Why it matters: VRG is both customer and related party, representing a multi‑million dollar project relationship and a concentrated receivable that materially impacts CETY’s working capital. The $1.56M accounts receivable figure is an explicit, disclosed claim on the company’s liquidity.

Sources: Quiver Quant coverage (Mar 2026); GlobeNewswire conference/exhibit announcements (Feb–Mar 2026).
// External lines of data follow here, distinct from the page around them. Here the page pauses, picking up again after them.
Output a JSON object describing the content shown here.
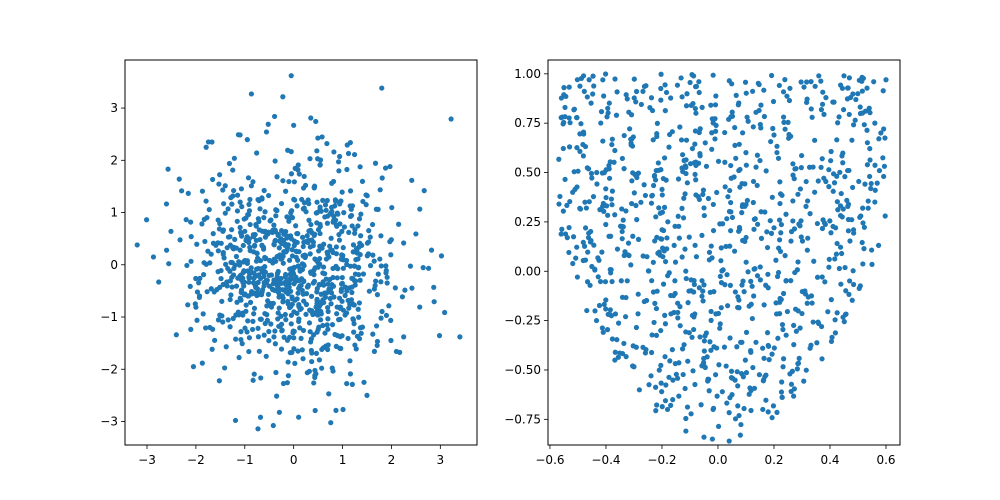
{
  "chart_data": [
    {
      "type": "scatter",
      "title": "",
      "xlabel": "",
      "ylabel": "",
      "xlim": [
        -3.45,
        3.75
      ],
      "ylim": [
        -3.45,
        3.92
      ],
      "xticks": [
        -3,
        -2,
        -1,
        0,
        1,
        2,
        3
      ],
      "yticks": [
        -3,
        -2,
        -1,
        0,
        1,
        2,
        3
      ],
      "tick_labels_x": [
        "−3",
        "−2",
        "−1",
        "0",
        "1",
        "2",
        "3"
      ],
      "tick_labels_y": [
        "−3",
        "−2",
        "−1",
        "0",
        "1",
        "2",
        "3"
      ],
      "grid": false,
      "marker_color": "#1f77b4",
      "distribution": "bivariate normal, mean 0, sd 1, ~1000 points",
      "points": [
        [
          -0.05,
          3.62
        ],
        [
          3.22,
          2.79
        ],
        [
          0.35,
          2.81
        ],
        [
          -1.13,
          2.49
        ],
        [
          -0.52,
          2.69
        ],
        [
          0.0,
          2.67
        ],
        [
          -1.79,
          2.25
        ],
        [
          0.68,
          2.32
        ],
        [
          -3.2,
          0.38
        ],
        [
          -2.76,
          -0.33
        ],
        [
          3.4,
          -1.38
        ],
        [
          2.82,
          0.28
        ],
        [
          2.67,
          1.42
        ],
        [
          1.97,
          1.88
        ],
        [
          -2.34,
          1.64
        ],
        [
          -1.19,
          -2.98
        ],
        [
          -0.73,
          -3.14
        ],
        [
          0.44,
          -2.79
        ],
        [
          1.01,
          -2.77
        ],
        [
          -2.51,
          0.64
        ],
        [
          -2.4,
          -1.34
        ],
        [
          -2.05,
          -1.95
        ],
        [
          1.99,
          -1.45
        ],
        [
          2.25,
          -1.38
        ],
        [
          1.2,
          -2.29
        ],
        [
          1.5,
          -2.5
        ],
        [
          -1.52,
          -2.22
        ],
        [
          2.5,
          0.59
        ]
      ]
    },
    {
      "type": "scatter",
      "title": "",
      "xlabel": "",
      "ylabel": "",
      "xlim": [
        -0.607,
        0.65
      ],
      "ylim": [
        -0.88,
        1.07
      ],
      "xticks": [
        -0.6,
        -0.4,
        -0.2,
        0.0,
        0.2,
        0.4,
        0.6
      ],
      "yticks": [
        -0.75,
        -0.5,
        -0.25,
        0.0,
        0.25,
        0.5,
        0.75,
        1.0
      ],
      "tick_labels_x": [
        "−0.6",
        "−0.4",
        "−0.2",
        "0.0",
        "0.2",
        "0.4",
        "0.6"
      ],
      "tick_labels_y": [
        "−0.75",
        "−0.50",
        "−0.25",
        "0.00",
        "0.25",
        "0.50",
        "0.75",
        "1.00"
      ],
      "grid": false,
      "marker_color": "#1f77b4",
      "distribution": "uniform points inside parabola y > 2.9x² − 0.85 for y < 1, ~1000 points",
      "points": [
        [
          -0.48,
          0.99
        ],
        [
          0.6,
          0.97
        ],
        [
          0.45,
          0.99
        ],
        [
          -0.55,
          0.93
        ],
        [
          -0.46,
          0.97
        ],
        [
          0.36,
          0.99
        ],
        [
          -0.53,
          0.63
        ],
        [
          -0.02,
          -0.85
        ],
        [
          0.04,
          -0.86
        ],
        [
          -0.47,
          0.32
        ],
        [
          0.42,
          0.22
        ],
        [
          0.51,
          0.28
        ],
        [
          -0.33,
          -0.23
        ],
        [
          0.37,
          -0.28
        ],
        [
          -0.18,
          -0.7
        ],
        [
          0.16,
          -0.7
        ],
        [
          -0.05,
          -0.84
        ],
        [
          0.08,
          -0.83
        ]
      ]
    }
  ]
}
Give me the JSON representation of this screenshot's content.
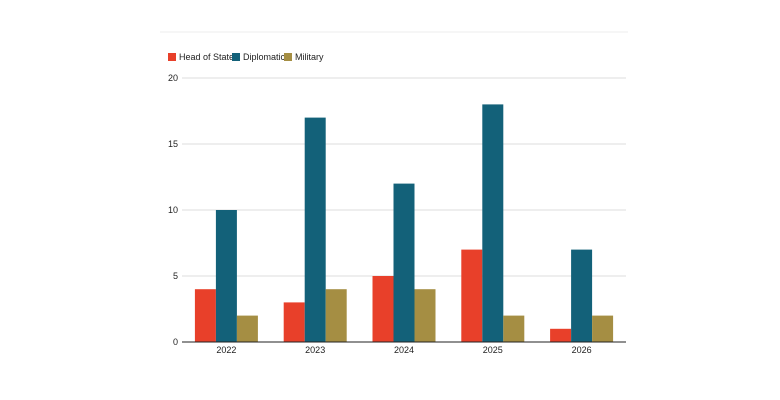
{
  "chart_data": {
    "type": "bar",
    "categories": [
      "2022",
      "2023",
      "2024",
      "2025",
      "2026"
    ],
    "series": [
      {
        "name": "Head of State",
        "color": "#e8402a",
        "values": [
          4,
          3,
          5,
          7,
          1
        ]
      },
      {
        "name": "Diplomatic",
        "color": "#136179",
        "values": [
          10,
          17,
          12,
          18,
          7
        ]
      },
      {
        "name": "Military",
        "color": "#a58e43",
        "values": [
          2,
          4,
          4,
          2,
          2
        ]
      }
    ],
    "ylim": [
      0,
      20
    ],
    "yticks": [
      0,
      5,
      10,
      15,
      20
    ],
    "grid": true,
    "legend_position": "top-left"
  }
}
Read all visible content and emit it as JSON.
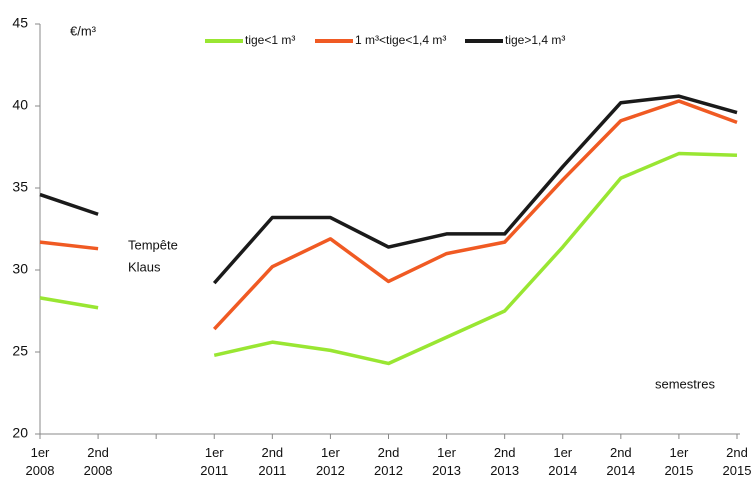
{
  "chart_data": {
    "type": "line",
    "y_label": "€/m³",
    "x_label": "semestres",
    "annotation": [
      "Tempête",
      "Klaus"
    ],
    "categories": [
      "1er 2008",
      "2nd 2008",
      null,
      "1er 2011",
      "2nd 2011",
      "1er 2012",
      "2nd 2012",
      "1er 2013",
      "2nd 2013",
      "1er 2014",
      "2nd 2014",
      "1er 2015",
      "2nd 2015"
    ],
    "series": [
      {
        "name": "tige<1 m³",
        "color": "#99e632",
        "values": [
          28.3,
          27.7,
          null,
          24.8,
          25.6,
          25.1,
          24.3,
          25.9,
          27.5,
          31.4,
          35.6,
          37.1,
          37.0
        ]
      },
      {
        "name": "1 m³<tige<1,4 m³",
        "color": "#f05a23",
        "values": [
          31.7,
          31.3,
          null,
          26.4,
          30.2,
          31.9,
          29.3,
          31.0,
          31.7,
          35.5,
          39.1,
          40.3,
          39.0
        ]
      },
      {
        "name": "tige>1,4 m³",
        "color": "#1a1a1a",
        "values": [
          34.6,
          33.4,
          null,
          29.2,
          33.2,
          33.2,
          31.4,
          32.2,
          32.2,
          36.3,
          40.2,
          40.6,
          39.6
        ]
      }
    ],
    "ylim": [
      20,
      45
    ],
    "yticks": [
      20,
      25,
      30,
      35,
      40,
      45
    ],
    "grid": false
  }
}
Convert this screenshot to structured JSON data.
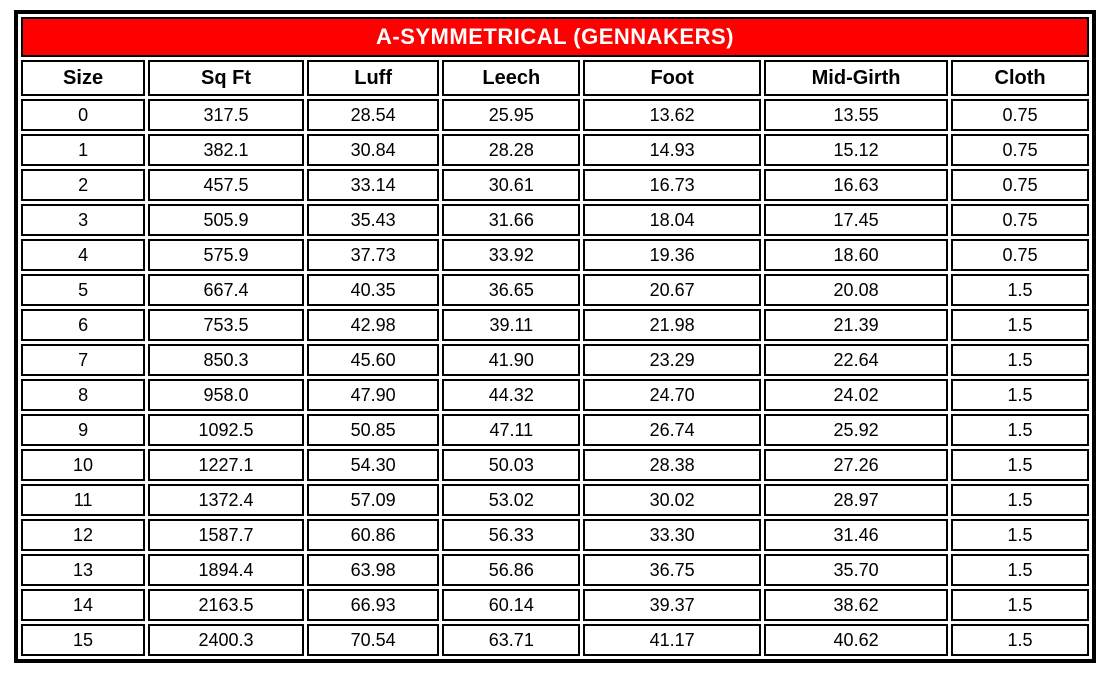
{
  "colors": {
    "title_bg": "#fe0000",
    "title_text": "#ffffff",
    "grid": "#000000",
    "cell_bg": "#ffffff"
  },
  "chart_data": {
    "type": "table",
    "title": "A-SYMMETRICAL (GENNAKERS)",
    "columns": [
      "Size",
      "Sq Ft",
      "Luff",
      "Leech",
      "Foot",
      "Mid-Girth",
      "Cloth"
    ],
    "rows": [
      [
        "0",
        "317.5",
        "28.54",
        "25.95",
        "13.62",
        "13.55",
        "0.75"
      ],
      [
        "1",
        "382.1",
        "30.84",
        "28.28",
        "14.93",
        "15.12",
        "0.75"
      ],
      [
        "2",
        "457.5",
        "33.14",
        "30.61",
        "16.73",
        "16.63",
        "0.75"
      ],
      [
        "3",
        "505.9",
        "35.43",
        "31.66",
        "18.04",
        "17.45",
        "0.75"
      ],
      [
        "4",
        "575.9",
        "37.73",
        "33.92",
        "19.36",
        "18.60",
        "0.75"
      ],
      [
        "5",
        "667.4",
        "40.35",
        "36.65",
        "20.67",
        "20.08",
        "1.5"
      ],
      [
        "6",
        "753.5",
        "42.98",
        "39.11",
        "21.98",
        "21.39",
        "1.5"
      ],
      [
        "7",
        "850.3",
        "45.60",
        "41.90",
        "23.29",
        "22.64",
        "1.5"
      ],
      [
        "8",
        "958.0",
        "47.90",
        "44.32",
        "24.70",
        "24.02",
        "1.5"
      ],
      [
        "9",
        "1092.5",
        "50.85",
        "47.11",
        "26.74",
        "25.92",
        "1.5"
      ],
      [
        "10",
        "1227.1",
        "54.30",
        "50.03",
        "28.38",
        "27.26",
        "1.5"
      ],
      [
        "11",
        "1372.4",
        "57.09",
        "53.02",
        "30.02",
        "28.97",
        "1.5"
      ],
      [
        "12",
        "1587.7",
        "60.86",
        "56.33",
        "33.30",
        "31.46",
        "1.5"
      ],
      [
        "13",
        "1894.4",
        "63.98",
        "56.86",
        "36.75",
        "35.70",
        "1.5"
      ],
      [
        "14",
        "2163.5",
        "66.93",
        "60.14",
        "39.37",
        "38.62",
        "1.5"
      ],
      [
        "15",
        "2400.3",
        "70.54",
        "63.71",
        "41.17",
        "40.62",
        "1.5"
      ]
    ],
    "layout": {
      "grid": "on",
      "column_width_pct": [
        11.8,
        14.8,
        12.6,
        13.1,
        16.9,
        17.5,
        13.1
      ]
    }
  }
}
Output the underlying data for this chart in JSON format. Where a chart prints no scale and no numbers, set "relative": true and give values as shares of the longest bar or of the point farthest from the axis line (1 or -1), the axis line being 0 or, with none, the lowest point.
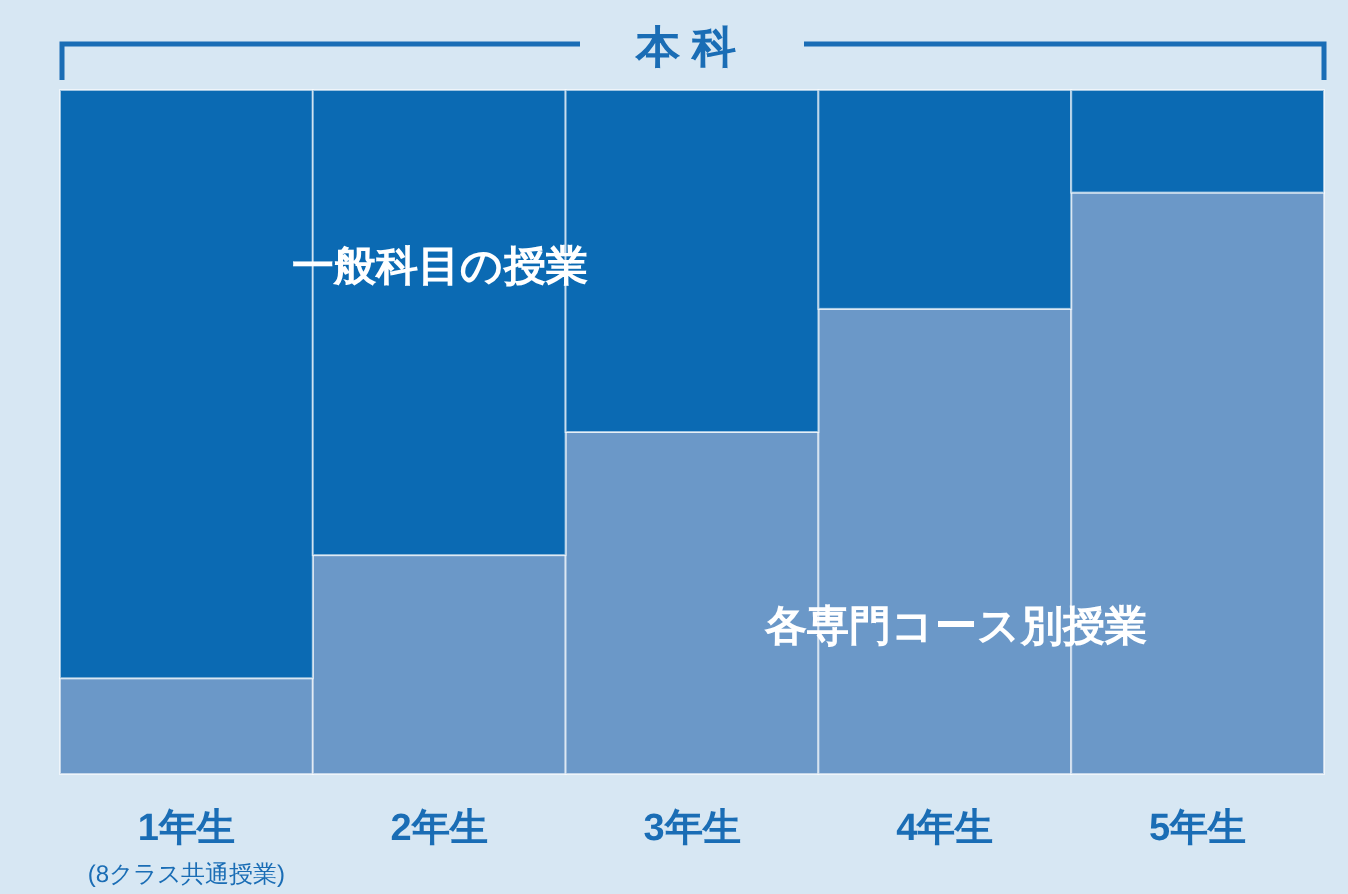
{
  "chart_data": {
    "type": "bar",
    "stacked": true,
    "relative": true,
    "title": "本科",
    "categories": [
      "1年生",
      "2年生",
      "3年生",
      "4年生",
      "5年生"
    ],
    "series": [
      {
        "name": "各専門コース別授業",
        "color": "#6b98c8",
        "values": [
          0.14,
          0.32,
          0.5,
          0.68,
          0.85
        ]
      },
      {
        "name": "一般科目の授業",
        "color": "#0b6ab3",
        "values": [
          0.86,
          0.68,
          0.5,
          0.32,
          0.15
        ]
      }
    ],
    "annotations": [
      "(8クラス共通授業)"
    ]
  }
}
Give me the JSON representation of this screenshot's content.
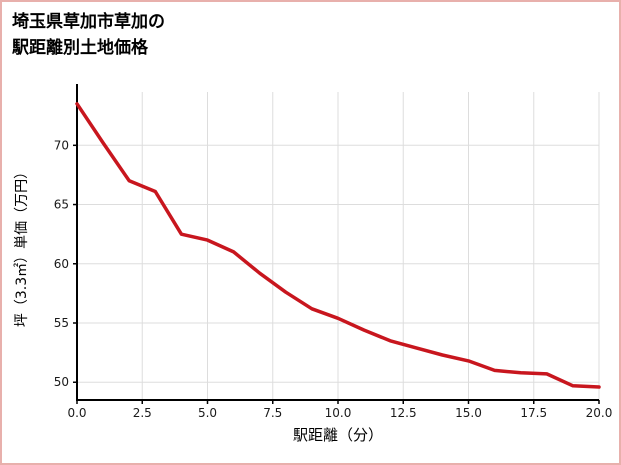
{
  "title": {
    "line1": "埼玉県草加市草加の",
    "line2": "駅距離別土地価格"
  },
  "chart_data": {
    "type": "line",
    "title": "埼玉県草加市草加の駅距離別土地価格",
    "xlabel": "駅距離（分）",
    "ylabel": "坪（3.3㎡）単価（万円）",
    "x": [
      0,
      1,
      2,
      3,
      4,
      5,
      6,
      7,
      8,
      9,
      10,
      11,
      12,
      13,
      14,
      15,
      16,
      17,
      18,
      19,
      20
    ],
    "values": [
      73.5,
      70.2,
      67.0,
      66.1,
      62.5,
      62.0,
      61.0,
      59.2,
      57.6,
      56.2,
      55.4,
      54.4,
      53.5,
      52.9,
      52.3,
      51.8,
      51.0,
      50.8,
      50.7,
      49.7,
      49.6
    ],
    "x_ticks": [
      {
        "value": 0,
        "label": "0.0"
      },
      {
        "value": 2.5,
        "label": "2.5"
      },
      {
        "value": 5,
        "label": "5.0"
      },
      {
        "value": 7.5,
        "label": "7.5"
      },
      {
        "value": 10,
        "label": "10.0"
      },
      {
        "value": 12.5,
        "label": "12.5"
      },
      {
        "value": 15,
        "label": "15.0"
      },
      {
        "value": 17.5,
        "label": "17.5"
      },
      {
        "value": 20,
        "label": "20.0"
      }
    ],
    "y_ticks": [
      {
        "value": 50,
        "label": "50"
      },
      {
        "value": 55,
        "label": "55"
      },
      {
        "value": 60,
        "label": "60"
      },
      {
        "value": 65,
        "label": "65"
      },
      {
        "value": 70,
        "label": "70"
      }
    ],
    "xlim": [
      0,
      20
    ],
    "ylim": [
      48.5,
      74.5
    ],
    "grid": true,
    "legend_position": "none",
    "colors": {
      "line": "#c8161e",
      "grid": "#dddddd",
      "spine": "#000000",
      "tick_text": "#1a1a1a",
      "page_border": "#e8b0ac"
    }
  }
}
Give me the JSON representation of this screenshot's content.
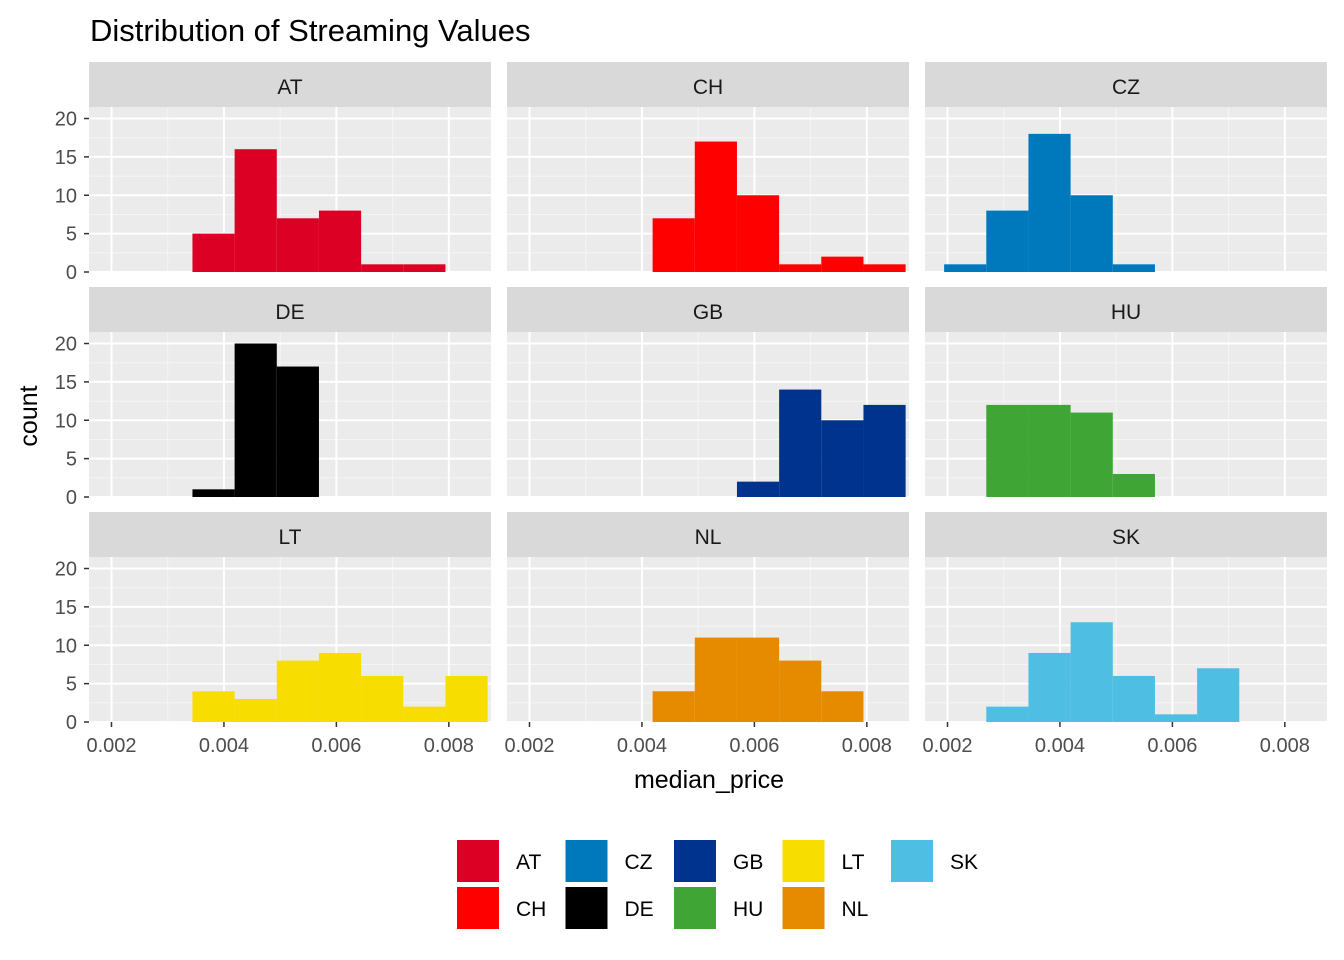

Operational constraints and what they signal about the business model

CETY’s public excerpts and relationship disclosures create a coherent picture of operating posture and risk:

  • Contracting posture: short‑term and spot‑priced transactions coexist with longer EPC agreements. Excerpts indicate natural gas sales are transacted at prevailing daily spot prices and invoicing commonly occurs on Net 30 terms; simultaneously, the company undertakes multi‑month EPC contracts. This hybrid posture produces both transactional margin volatility and project cash‑flow milestones.
  • Customer mix spans municipalities (government), small and mid‑market private developers, and related‑party projects. The company explicitly serves municipal and industrial customers and small/mid‑size projects across North America, Europe and Asia, indicating a geographically diversified sales strategy but limited scale in any single market.
  • High receivables concentration is a critical balance‑sheet risk. Management disclosed that seven customers represented approximately 98% of accounts receivable as of December 31, 2024 — a clear indication that shortfalls with any single counterparty would materially stress liquidity.
  • Multi‑role business model: CETY acts as manufacturer, seller, and service provider — designing and producing equipment, reselling natural gas in distribution channels (CETY HK), and performing EPC services. This integration improves margin capture per project but concentrates execution risk internally.
  • Segment mix includes distribution and services. Natural gas trading and distribution activities coexist with engineering and consulting services, creating exposure to commodity price swings alongside project delivery risk.
  • Spend and scale signal: the VRG engagement demonstrates mid‑sized project economics — explicit receivable and billing figures place at least one customer in the $1M–$10M spend band, implying that CETY’s project ticket sizes are meaningful but not enterprise scale.

Combined, these constraints imply a company in early commercialization: real projects and receivables exist, but revenue is uneven and concentrated, and the business requires tight working‑capital management and successful contract conversions to sustain growth.

Investment implications and risk checklist

  • Positive: LOIs and EPC bookings (VRG, LAG, Hoppy Power) establish a visible project pipeline and demonstrate product application across waste‑to‑energy, BESS, and organics‑to‑energy.
  • Negative: extreme accounts‑receivable concentration and a hybrid spot trading exposure raise short‑term liquidity and counterparty risk; execution risk on EPC projects and the non‑binding nature of some LOIs limit near‑term revenue certainty.
  • Catalysts to watch: conversion of LOIs to firm EPC contracts, successful collection of VRG receivables, and first commercial deployment of HTAP in Alberta.

For investors evaluating commercial counterparties and credit exposure, the relationship map is decisive: CETY’s upside is project‑based and tangible, but it is tightly coupled to a small set of customers and to the firming of LOIs into executable contracts.